The cartoony faces in the two Emily Keyishian (U.S.) cartoons, “Hope & Pinky” (right), take back cartooning into a female realm and also seem like an attempt to be a feminist antidote to Keane. The surfaces scratched with writing give these paintings visual interest.

Although Venezuelan Patricia Cazorla names her piece “Vanessa” from her “Munecas (Dolls) Series,” Vanessa is anything but a doll and stands in stark contrast to Keyishian’s pieces (“Vanessa” image at top of post).

And next to Mcdonald’s “Beavers for Cherries,” the arrangement from Kelly Heaton (U.S.) of two beautiful drawings of beavers and top hat perched on a stool, holding a beaver trap is a scary indictment of marriage, I suppose. One of the drawings has the beaver compressed onto the crown of a drawn top hat, the other the beaver “in habit.” The title is something borrowed, “The Bride Stripped Bare of her Bachelor, Even, and Formal Transformations.” I’m unclear if this piece is also about trapping animals, not just trapping wives.
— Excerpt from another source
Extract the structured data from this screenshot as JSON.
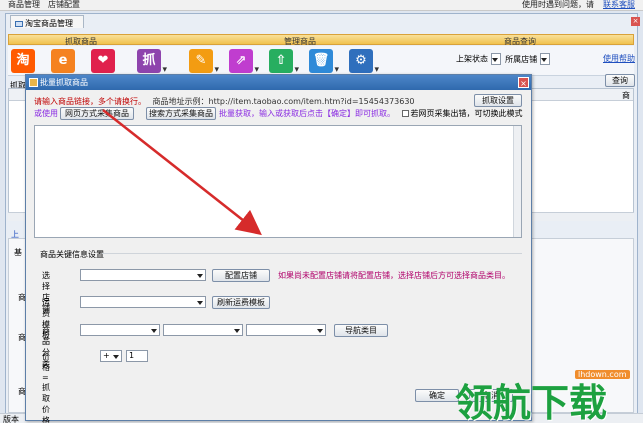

Also showing were “Olas y Arenas” (right) digital prints of film stills on canvas by Aixa Requena (Puerto Rico) of bodies emerging from (or sinking back into?) sand and water, with tractor feeds suggesting film and motion and serials, and from Grimanesa Amoros (Peru), “La Piel,” encaustic evocations of skin and landscape (like that of Mars, perhaps).

I have to figure that a show with so much political work in it would ordinarily be more heavy handed; this show had its leaden, didactic moments, but all in all it was interesting. The show, nicely curated by Yucef Merhi, first opened in 2004 at the Galeria Galou in Brooklyn. This is its final destination.